La défaite ne tardera pas. Cioran approche des quatre-vingt ans. L’Alzheimer le guette. Il aimait répéter le mot allemand : « Ceux que les dieux aiment, meurent jeunes. » Ce fut le cas de son ami Vincent La Soudière qui, bien que prolixe, ne publia qu’un mince volume de proses poétiques. Lui aussi était hanté par le suicide. Henri Michaux qui le présentera à Cioran, écrira à son sujet : « N’aurait-il fait qu’un livre, c’est comme s’il en avait écrit plusieurs. » J’ai parfois l’impression que bien que j’en ai publié plusieurs, c’est comme si je n’en avais écrit aucun.
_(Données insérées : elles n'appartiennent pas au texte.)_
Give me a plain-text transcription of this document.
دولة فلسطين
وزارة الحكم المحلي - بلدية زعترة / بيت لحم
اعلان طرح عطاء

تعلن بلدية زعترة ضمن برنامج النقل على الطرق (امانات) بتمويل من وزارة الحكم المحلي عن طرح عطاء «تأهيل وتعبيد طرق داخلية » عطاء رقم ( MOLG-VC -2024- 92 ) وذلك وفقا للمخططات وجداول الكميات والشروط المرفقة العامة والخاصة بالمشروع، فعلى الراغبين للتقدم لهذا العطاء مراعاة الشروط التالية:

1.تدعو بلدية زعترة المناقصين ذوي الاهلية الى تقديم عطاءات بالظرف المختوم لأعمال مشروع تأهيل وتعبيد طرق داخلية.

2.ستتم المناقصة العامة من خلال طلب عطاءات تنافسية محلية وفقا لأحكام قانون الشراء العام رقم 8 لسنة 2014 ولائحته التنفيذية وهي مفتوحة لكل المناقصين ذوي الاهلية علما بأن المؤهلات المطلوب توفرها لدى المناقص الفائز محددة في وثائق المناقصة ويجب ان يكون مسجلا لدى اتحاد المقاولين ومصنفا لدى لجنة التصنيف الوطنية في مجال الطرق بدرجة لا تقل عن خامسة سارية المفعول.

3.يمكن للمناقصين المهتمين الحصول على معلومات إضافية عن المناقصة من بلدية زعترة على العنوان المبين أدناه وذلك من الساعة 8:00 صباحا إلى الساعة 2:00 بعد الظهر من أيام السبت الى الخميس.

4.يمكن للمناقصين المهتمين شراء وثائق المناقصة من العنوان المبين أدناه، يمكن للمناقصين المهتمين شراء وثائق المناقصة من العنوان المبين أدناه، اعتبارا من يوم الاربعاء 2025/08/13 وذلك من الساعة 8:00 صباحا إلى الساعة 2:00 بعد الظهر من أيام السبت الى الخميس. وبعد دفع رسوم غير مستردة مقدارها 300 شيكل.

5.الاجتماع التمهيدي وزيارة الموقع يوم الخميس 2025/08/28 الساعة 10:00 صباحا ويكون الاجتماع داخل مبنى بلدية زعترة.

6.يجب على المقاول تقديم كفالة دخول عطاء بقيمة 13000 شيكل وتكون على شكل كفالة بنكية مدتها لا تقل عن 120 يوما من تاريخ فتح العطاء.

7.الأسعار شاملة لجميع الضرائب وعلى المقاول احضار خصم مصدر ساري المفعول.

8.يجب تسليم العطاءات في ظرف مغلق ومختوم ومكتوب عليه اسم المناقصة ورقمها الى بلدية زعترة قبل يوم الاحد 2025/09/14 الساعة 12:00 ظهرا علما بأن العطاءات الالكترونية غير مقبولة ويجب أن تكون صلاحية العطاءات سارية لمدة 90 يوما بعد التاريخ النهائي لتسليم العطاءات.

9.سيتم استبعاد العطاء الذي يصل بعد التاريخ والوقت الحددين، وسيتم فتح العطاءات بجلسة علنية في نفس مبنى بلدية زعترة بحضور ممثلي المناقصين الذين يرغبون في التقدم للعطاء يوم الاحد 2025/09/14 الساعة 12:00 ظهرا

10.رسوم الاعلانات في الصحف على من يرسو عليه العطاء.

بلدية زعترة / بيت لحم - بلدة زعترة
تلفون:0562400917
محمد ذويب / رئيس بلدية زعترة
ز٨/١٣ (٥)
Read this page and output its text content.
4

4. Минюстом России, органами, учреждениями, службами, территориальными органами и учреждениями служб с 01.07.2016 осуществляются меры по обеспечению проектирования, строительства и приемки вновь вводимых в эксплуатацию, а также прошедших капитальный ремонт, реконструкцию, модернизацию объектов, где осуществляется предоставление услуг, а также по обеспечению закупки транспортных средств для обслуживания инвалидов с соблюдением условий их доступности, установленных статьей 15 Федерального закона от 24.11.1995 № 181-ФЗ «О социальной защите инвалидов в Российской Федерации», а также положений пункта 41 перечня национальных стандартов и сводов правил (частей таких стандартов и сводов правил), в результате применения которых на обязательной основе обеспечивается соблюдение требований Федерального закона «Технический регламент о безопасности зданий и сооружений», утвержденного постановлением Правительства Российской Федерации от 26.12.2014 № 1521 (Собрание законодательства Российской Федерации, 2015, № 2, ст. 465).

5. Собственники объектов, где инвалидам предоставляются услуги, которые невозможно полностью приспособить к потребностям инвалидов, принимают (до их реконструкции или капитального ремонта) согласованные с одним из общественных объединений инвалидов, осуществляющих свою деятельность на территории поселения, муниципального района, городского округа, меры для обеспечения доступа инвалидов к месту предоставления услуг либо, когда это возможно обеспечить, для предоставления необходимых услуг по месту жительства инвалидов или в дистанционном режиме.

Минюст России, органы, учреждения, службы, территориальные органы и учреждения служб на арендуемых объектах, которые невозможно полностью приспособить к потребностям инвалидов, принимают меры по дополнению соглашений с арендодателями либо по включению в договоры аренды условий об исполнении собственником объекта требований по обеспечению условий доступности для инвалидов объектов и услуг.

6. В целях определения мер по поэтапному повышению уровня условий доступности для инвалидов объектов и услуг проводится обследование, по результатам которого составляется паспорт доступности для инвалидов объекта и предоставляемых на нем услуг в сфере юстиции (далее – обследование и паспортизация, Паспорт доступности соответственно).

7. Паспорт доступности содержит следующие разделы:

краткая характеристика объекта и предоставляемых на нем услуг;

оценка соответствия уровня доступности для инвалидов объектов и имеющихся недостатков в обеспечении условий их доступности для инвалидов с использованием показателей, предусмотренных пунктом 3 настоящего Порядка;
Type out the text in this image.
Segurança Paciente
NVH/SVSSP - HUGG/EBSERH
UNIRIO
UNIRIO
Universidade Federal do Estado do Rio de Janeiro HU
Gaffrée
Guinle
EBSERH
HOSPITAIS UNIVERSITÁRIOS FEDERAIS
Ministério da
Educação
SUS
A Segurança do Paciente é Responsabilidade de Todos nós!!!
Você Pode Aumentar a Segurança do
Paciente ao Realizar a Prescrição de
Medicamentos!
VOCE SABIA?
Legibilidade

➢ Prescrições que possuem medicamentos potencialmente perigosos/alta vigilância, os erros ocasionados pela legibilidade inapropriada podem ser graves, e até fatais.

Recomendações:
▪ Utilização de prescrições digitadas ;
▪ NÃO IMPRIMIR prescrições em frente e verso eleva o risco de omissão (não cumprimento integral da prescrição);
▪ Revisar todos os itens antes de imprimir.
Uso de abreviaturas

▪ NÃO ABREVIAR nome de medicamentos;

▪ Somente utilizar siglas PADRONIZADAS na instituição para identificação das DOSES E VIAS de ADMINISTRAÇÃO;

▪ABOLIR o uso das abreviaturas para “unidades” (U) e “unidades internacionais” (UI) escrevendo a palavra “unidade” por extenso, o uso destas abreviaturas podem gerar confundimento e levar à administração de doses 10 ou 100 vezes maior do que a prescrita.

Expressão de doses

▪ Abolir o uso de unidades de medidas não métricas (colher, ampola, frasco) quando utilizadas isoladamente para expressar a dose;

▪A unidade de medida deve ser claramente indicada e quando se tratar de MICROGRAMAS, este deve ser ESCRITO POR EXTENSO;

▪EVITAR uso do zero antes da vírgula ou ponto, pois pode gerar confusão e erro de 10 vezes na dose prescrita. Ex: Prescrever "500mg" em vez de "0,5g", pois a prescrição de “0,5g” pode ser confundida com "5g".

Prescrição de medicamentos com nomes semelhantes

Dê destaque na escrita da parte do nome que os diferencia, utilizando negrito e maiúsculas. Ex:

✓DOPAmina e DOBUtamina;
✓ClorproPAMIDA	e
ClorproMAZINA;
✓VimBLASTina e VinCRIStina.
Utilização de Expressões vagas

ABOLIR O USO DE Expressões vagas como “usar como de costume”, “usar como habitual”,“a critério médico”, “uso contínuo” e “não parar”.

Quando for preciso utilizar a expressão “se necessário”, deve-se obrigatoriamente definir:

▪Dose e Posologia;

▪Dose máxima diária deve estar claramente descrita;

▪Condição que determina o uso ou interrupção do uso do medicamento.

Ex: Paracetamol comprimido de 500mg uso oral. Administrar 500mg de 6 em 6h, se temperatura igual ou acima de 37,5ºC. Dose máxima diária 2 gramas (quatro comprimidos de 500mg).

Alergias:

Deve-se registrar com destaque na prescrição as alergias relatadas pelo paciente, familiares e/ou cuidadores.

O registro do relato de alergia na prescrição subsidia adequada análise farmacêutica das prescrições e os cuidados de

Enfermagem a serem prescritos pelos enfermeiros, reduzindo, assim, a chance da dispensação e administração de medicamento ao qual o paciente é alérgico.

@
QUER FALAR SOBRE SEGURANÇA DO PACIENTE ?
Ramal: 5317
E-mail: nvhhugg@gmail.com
Sans doute me suis-je tenu trop éloigné des gouffres. On disait de ma mère qu’elle était une communiste de salon. Peut-être n’ai-je jamais été qu’un nihiliste de salon. Je n’échapperai pas aux humiliations de tous les instants que les années qui passent me réservent. À quoi bon publier encore ? Un suicide réussi vaut toujours mieux qu’un livre raté.
A partir d’un certain âge, il est trop tard pour le suicide. La vie se charge de nous faire payer l’addition, jusqu’au bout. C’est peut-être le sort réservé à ceux qui l’ont défié leur existence durant, sans jamais pouvoir s’en séparer.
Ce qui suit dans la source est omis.